Still, I suppose it saved us the £1,000 minimum spend and instead we went home, watch Sex & The City and I fell asleep on the sofa, with my contact lenses and hearing aids in!

To new beginnings?

An ex boyfriend of mine, and brilliant writer, once showed me a piece he’d written about how being deaf was something of a ‘love filter’, and although I was seduced by his way with words more than his philosophy at the time, I now realise he was right.

I’ve been in London for four years now and in that time my dating experience has been colourful! When I first arrived, bright eyed and bushy eyebrowed, hearing aids at the ready and owning some rather questionable clothes, I had this strange idea that I would somehow bump into my perfect man and we would skip off into the realm of affordable house buying in London.
But London is noisy, and not very patient for hard-of-hearing, non-signing, lip-reading deaf blondes and although, visually I improved and slipped into the smooth haired, shiny nails, nice handbag stereotype that is overwhelmingly popular in this city, aurally I got left behind.

The first three years were something of a blur – there were cute blonde snowboarders, busy hedge fund boys and rather delicious men in PR, but none of them really got off the ground – none of them really got me.
I remember one of them turned up at my house armed with a blindfold one night and suggested all manner of fantastic fantasies to me, but I couldn’t hear him as I was blindfolded – and saying pardon more times that ‘Oh God, yes!’ is a bit of a passion killer.

Looking back, ex boyfriend’s love filter idea was very true – all these men were totally unsuitable for me – and, because of my deafness, I found out a whole lot quicker than most other women. I pity the ones they’re with now.
About a year ago, my housemate took matters into her own hands and put me on Mysinglefriend.com. Lured by the pretty pictures I was soon hooked. Here was my pick of men – and none of them had phone numbers, just email. So I could dazzle them with my wit, rather than saying pardon every other sentence.
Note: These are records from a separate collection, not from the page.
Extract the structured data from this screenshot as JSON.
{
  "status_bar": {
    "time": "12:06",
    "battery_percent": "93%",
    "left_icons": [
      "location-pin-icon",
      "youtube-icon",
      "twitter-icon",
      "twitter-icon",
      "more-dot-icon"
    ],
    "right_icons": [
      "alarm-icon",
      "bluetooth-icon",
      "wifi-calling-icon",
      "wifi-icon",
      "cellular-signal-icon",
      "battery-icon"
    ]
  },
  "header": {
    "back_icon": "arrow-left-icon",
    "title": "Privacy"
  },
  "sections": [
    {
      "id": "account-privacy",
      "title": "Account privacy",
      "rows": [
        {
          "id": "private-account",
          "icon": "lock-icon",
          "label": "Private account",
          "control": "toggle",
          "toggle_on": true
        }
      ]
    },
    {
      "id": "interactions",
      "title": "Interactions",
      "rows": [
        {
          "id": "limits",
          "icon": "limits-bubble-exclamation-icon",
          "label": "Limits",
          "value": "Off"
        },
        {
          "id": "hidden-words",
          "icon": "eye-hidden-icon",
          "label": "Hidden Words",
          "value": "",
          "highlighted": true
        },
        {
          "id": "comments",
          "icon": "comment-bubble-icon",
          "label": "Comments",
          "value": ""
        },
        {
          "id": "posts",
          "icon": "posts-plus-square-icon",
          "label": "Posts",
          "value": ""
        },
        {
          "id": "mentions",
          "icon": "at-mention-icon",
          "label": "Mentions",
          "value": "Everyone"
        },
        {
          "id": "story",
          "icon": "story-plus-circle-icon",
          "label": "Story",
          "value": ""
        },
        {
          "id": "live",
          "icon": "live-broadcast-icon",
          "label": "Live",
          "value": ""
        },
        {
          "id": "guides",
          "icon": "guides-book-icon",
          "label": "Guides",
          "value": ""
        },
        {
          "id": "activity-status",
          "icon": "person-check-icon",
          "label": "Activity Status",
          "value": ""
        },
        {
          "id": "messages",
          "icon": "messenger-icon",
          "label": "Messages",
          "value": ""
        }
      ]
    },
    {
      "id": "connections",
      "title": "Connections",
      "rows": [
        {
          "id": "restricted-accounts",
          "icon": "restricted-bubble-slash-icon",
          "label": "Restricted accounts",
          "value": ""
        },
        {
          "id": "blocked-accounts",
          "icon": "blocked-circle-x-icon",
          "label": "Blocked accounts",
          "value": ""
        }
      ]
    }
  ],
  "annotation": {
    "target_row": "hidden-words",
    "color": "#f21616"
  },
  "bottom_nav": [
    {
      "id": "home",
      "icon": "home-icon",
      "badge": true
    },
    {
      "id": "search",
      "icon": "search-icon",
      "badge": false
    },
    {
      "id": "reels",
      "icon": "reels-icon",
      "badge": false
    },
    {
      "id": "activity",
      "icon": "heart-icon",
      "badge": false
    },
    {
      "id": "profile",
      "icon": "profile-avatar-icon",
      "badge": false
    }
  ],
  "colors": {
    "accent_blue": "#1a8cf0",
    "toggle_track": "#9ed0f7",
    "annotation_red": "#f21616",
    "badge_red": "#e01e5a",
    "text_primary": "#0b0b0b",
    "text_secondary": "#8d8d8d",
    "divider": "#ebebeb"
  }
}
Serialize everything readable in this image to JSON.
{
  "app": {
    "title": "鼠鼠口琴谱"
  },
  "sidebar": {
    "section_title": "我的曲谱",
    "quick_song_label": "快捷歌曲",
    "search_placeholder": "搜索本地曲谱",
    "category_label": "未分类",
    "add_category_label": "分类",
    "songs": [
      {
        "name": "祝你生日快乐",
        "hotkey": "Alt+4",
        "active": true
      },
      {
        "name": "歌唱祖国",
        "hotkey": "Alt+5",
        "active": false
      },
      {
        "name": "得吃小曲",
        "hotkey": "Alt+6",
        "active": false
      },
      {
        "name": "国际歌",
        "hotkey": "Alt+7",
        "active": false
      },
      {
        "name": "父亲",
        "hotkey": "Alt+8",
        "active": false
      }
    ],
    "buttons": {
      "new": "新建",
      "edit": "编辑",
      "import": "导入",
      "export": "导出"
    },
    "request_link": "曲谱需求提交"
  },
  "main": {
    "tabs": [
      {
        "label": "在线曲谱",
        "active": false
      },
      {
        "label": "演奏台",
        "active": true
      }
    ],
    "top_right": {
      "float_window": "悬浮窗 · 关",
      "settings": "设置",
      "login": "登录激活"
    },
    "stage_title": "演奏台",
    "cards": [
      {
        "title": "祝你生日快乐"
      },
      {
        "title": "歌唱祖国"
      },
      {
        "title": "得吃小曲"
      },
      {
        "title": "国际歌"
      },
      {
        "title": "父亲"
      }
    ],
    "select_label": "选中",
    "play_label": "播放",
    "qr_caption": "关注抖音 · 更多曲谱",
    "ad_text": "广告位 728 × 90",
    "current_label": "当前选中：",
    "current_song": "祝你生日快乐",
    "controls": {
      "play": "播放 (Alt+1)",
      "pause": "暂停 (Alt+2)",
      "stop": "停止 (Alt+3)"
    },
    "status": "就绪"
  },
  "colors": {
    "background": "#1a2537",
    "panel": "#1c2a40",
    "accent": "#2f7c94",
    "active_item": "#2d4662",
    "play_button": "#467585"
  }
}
With a firm belief in my love filter, I jumped in head first and dated quite a few lovely men, with the exception of one, who was so boring I actually managed to fall asleep standing up in a crowded Soho bar.
And then, just as my guard was down and my faith in my love filter was at its height, my perfect man appeared. He whisked me off my feet with picnics, silent movies and subtitles for absolutely everything. He treated me like a princess to the extent that all my other friends were jealous and, just as I fell in love with him, he disappeared.
I’m over it now, just and so, with gusto I am throwing my love filter on to my pile of things that don’t work, along with my ears and thinking about where to go next…

I like a challenge, so I think I will try a strange alternative to speed dating I read about in a London paper – it's called dating in the dark.